Валеев беспокойно оглядывался на складские строения, вытянувшиеся цепочкой метрах в двухстах отсюда: он пытался определить, подъехала ли санитарная машина. Дежурный, которого Валеев остановил взглядом, когда тот вновь заикнулся было о самочувствии Сергеева, в сдержанной готовности застыл рядом с Валеевым, тоже раз-другой оглянулся, стараясь понять беспокойство генерала. Наконец, чуть наклонясь к Валееву, спросил тихо:
— Вы машину, товарищ генерал? Просили доложить — прибыли на случай… За складом горючего встали.

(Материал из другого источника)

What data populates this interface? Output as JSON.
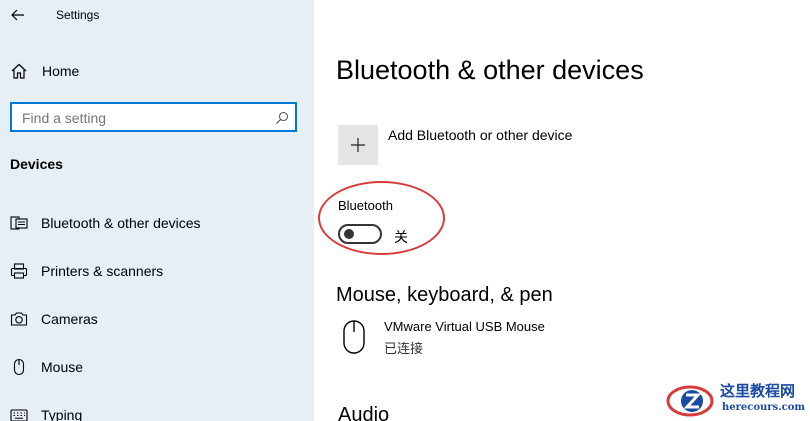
{
  "app": {
    "title": "Settings"
  },
  "sidebar": {
    "home_label": "Home",
    "search_placeholder": "Find a setting",
    "section_title": "Devices",
    "items": [
      {
        "label": "Bluetooth & other devices",
        "icon": "bluetooth-devices-icon"
      },
      {
        "label": "Printers & scanners",
        "icon": "printer-icon"
      },
      {
        "label": "Cameras",
        "icon": "camera-icon"
      },
      {
        "label": "Mouse",
        "icon": "mouse-icon"
      },
      {
        "label": "Typing",
        "icon": "keyboard-icon"
      }
    ]
  },
  "main": {
    "title": "Bluetooth & other devices",
    "add_device_label": "Add Bluetooth or other device",
    "bluetooth": {
      "label": "Bluetooth",
      "state": "关",
      "on": false
    },
    "section_mouse": {
      "title": "Mouse, keyboard, & pen",
      "devices": [
        {
          "name": "VMware Virtual USB Mouse",
          "status": "已连接",
          "icon": "mouse-icon"
        }
      ]
    },
    "section_audio": {
      "title": "Audio"
    }
  },
  "colors": {
    "sidebar_bg": "#e6eef6",
    "accent": "#0078d7",
    "highlight": "#d83b3b",
    "watermark": "#1a4aa3"
  },
  "watermark": {
    "title": "这里教程网",
    "url": "herecours.com"
  }
}
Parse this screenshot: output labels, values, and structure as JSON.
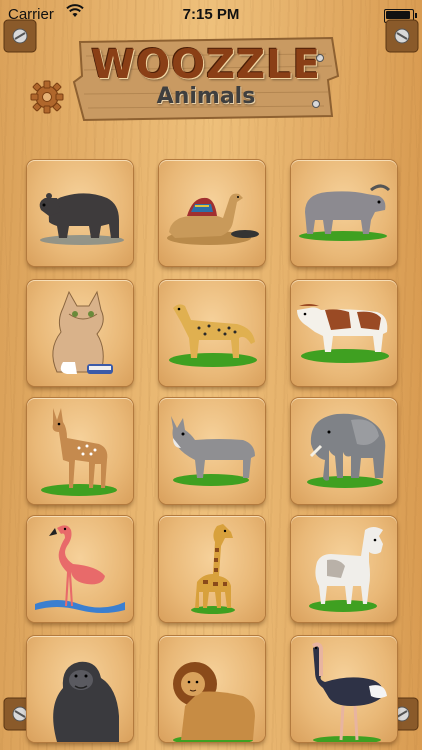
{
  "status_bar": {
    "carrier": "Carrier",
    "time": "7:15 PM"
  },
  "header": {
    "title": "WOOZZLE",
    "subtitle": "Animals"
  },
  "icons": {
    "settings": "gear-icon",
    "wifi": "wifi-icon",
    "battery": "battery-icon",
    "hinge": "hinge-screw-icon"
  },
  "animals": [
    "bear",
    "camel",
    "water buffalo",
    "cat",
    "cheetah",
    "cow",
    "deer",
    "donkey",
    "elephant",
    "flamingo",
    "giraffe",
    "goat",
    "gorilla",
    "lion",
    "ostrich"
  ],
  "colors": {
    "wood_light": "#eec07b",
    "wood_dark": "#d99c52",
    "title_brown": "#8a3f16",
    "grass": "#3fa021"
  }
}
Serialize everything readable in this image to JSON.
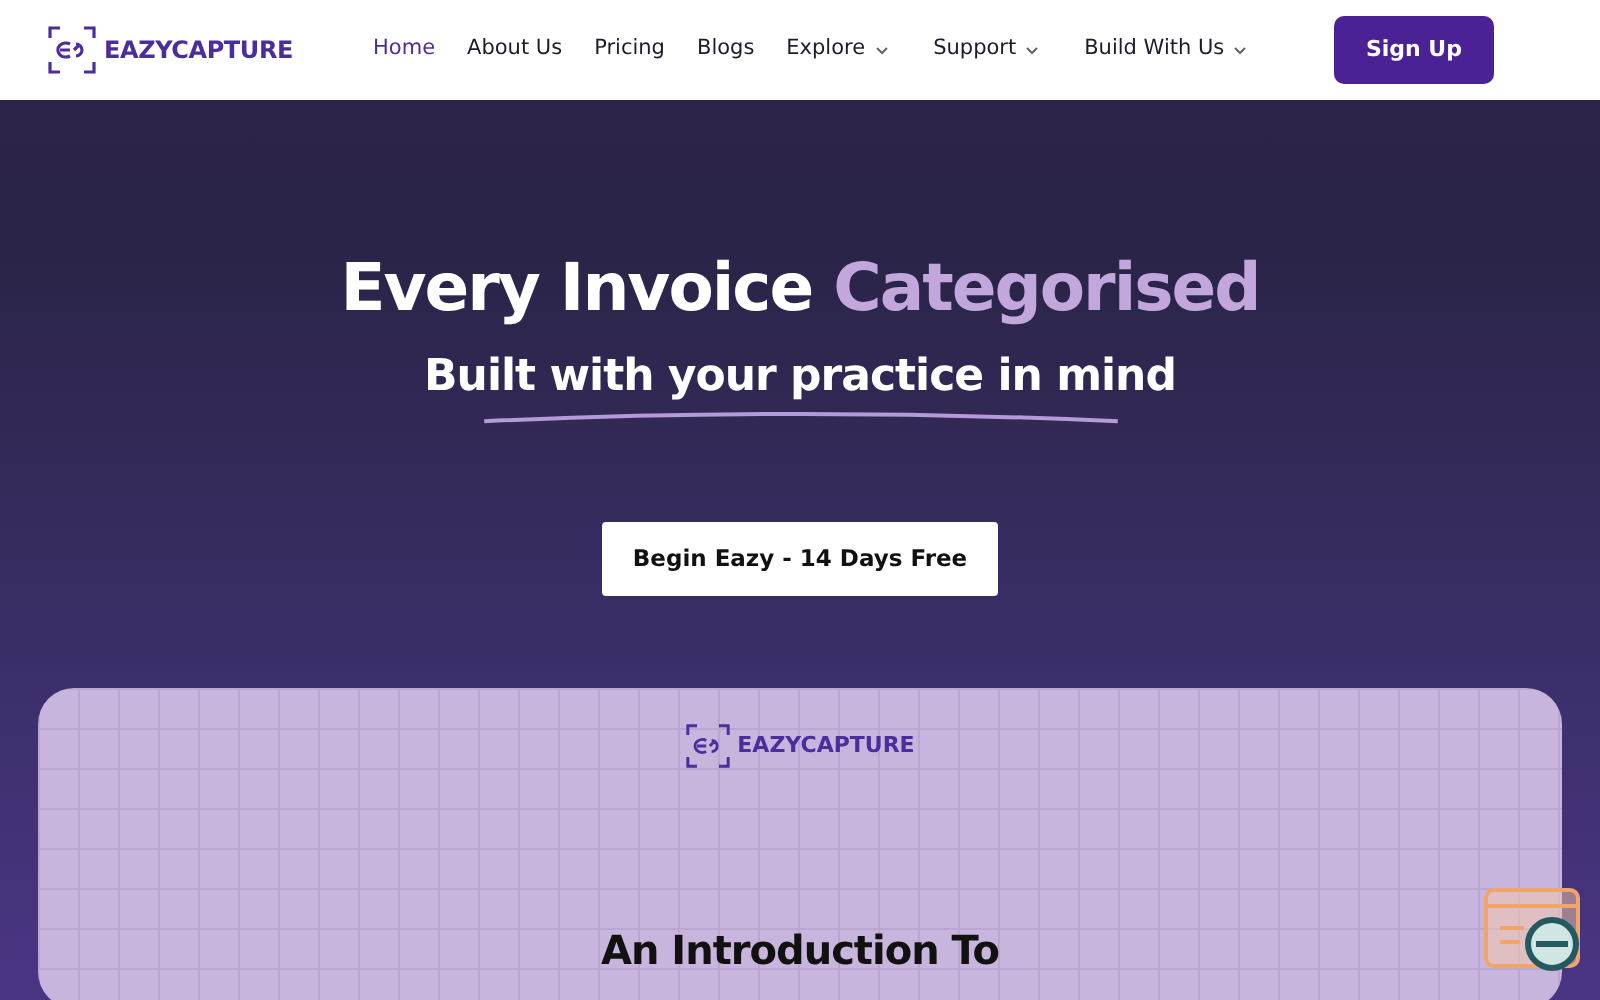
{
  "navbar": {
    "brand": "EAZYCAPTURE",
    "items": [
      {
        "label": "Home",
        "selected": true,
        "dropdown": false
      },
      {
        "label": "About Us",
        "selected": false,
        "dropdown": false
      },
      {
        "label": "Pricing",
        "selected": false,
        "dropdown": false
      },
      {
        "label": "Blogs",
        "selected": false,
        "dropdown": false
      },
      {
        "label": "Explore",
        "selected": false,
        "dropdown": true
      },
      {
        "label": "Support",
        "selected": false,
        "dropdown": true
      },
      {
        "label": "Build With Us",
        "selected": false,
        "dropdown": true
      }
    ],
    "button": "Sign Up"
  },
  "hero": {
    "title": "Every Invoice",
    "title_highlight": "Categorised",
    "subtitle": "Built with your practice in mind",
    "cta": "Begin Eazy - 14 Days Free"
  },
  "panel": {
    "brand": "EAZYCAPTURE",
    "heading": "An Introduction To"
  }
}
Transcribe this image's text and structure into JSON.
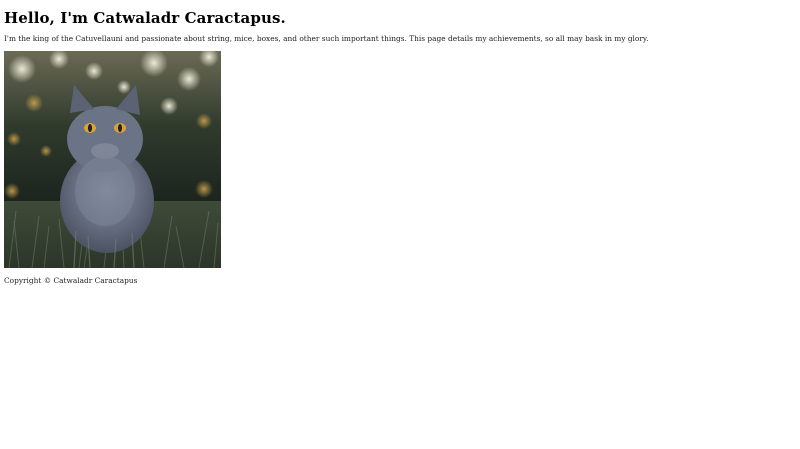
{
  "header": {
    "title": "Hello, I'm Catwaladr Caractapus."
  },
  "intro": {
    "text": "I'm the king of the Catuvellauni and passionate about string, mice, boxes, and other such important things. This page details my achievements, so all may bask in my glory."
  },
  "photo": {
    "subject": "grey cat sitting in grass"
  },
  "footer": {
    "copyright": "Copyright © Catwaladr Caractapus"
  }
}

Валеев кивнул, отворачиваясь и успокаиваясь. Наблюдал, как подруливал самолет, подтягиваясь ближе к стартовому пункту, как потом, чихая, глохли один за другим двигатели. Солдаты в комбинезонах подкатили легкий железный трап. Все, кто, спасаясь от зноя, толпились в ожидании под тентом, знакомые и не знакомые Лидии Ксаверьевне, военные и гражданские, мужчины и женщины, кучно, будто спаянные жарой и единой целью, пошли к самолету. Максим вырвался вперед — хрупкая, в цветной безрукавке фигура его была уже возле трапа. Лидия Ксаверьевна видела, как из овального проема на трап первой ступила женщина с двумя детьми — она держала их за руки. К трапу шагнул какой-то офицер, сграбастал радостно в охапку детей. Сгибаясь в невысоком проеме, появился и Сергеев, и Лидия Ксаверьевна, как только он выпрямился на верхней ступеньке, увидела и бледность, и какую-то землистую нездоровость на его лице, заторопилась в охватившем ее волнении. У трапа рядом с Максимом раньше ее оказался адъютант Любочкин, только что подъехавший на машине.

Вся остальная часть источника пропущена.